O entendimento sobre ser ou não uma pessoa trans se dá a partir da puberdade, diz Alexandre Saadeh, do HC. Na infância, a pessoa não passa por intervenções, apenas, acompanhamento.

O Ministério da Saúde estabelece que a idade mínima para procedimentos ambulatoriais como hormonioterapia aconteçam a partir dos 18 anos. Para cirurgia, a idade mínima é 21. Antes dos 18, atenta Saadeh, são utilizados bloqueadores da puberdade.
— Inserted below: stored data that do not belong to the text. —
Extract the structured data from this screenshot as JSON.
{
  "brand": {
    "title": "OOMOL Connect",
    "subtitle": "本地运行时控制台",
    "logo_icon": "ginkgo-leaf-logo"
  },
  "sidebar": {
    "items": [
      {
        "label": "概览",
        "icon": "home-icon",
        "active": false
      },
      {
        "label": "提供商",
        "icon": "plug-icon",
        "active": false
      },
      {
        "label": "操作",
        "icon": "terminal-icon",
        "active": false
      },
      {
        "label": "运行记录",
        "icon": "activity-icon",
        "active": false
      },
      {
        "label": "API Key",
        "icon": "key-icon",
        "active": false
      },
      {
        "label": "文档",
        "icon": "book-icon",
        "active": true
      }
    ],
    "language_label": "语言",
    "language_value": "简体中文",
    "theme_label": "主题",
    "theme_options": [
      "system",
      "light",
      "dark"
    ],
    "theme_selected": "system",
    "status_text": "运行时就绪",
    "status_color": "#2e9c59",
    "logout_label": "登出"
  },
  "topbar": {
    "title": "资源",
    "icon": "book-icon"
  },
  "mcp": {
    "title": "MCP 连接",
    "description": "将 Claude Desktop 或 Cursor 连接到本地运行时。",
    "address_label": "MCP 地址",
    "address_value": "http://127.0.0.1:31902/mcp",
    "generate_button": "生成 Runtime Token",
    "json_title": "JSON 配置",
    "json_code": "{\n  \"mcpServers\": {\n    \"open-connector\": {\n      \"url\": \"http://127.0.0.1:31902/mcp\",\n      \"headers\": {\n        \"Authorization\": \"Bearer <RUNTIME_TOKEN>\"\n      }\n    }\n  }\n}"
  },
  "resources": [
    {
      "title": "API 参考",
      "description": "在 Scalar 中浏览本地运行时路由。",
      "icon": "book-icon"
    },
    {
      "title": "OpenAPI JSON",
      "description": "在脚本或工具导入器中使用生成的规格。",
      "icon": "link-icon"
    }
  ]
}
Ele garante que quando há acompanhamento médico é raro a pessoa apresentar problemas de saúde.

“O diagnóstico - que não significa que haja doença - é fundamental para não haver arrependimentos”.

Para as cirurgias de redesignação de gênero são dois anos de acompanhamento psiquiátrico e psicológico. Saadeh diz nunca ter atendido pessoas querendo reverter o processo.

“Temos muito cuidado com os diagnósticos e as indicações de intervenções hormonais ou cirúrgicas. Não é uma questão estética. É sério e muitas intervenções não são reversíveis. O custo de uma "reversão" é alto e a pessoa não volta a ser quem e como era”.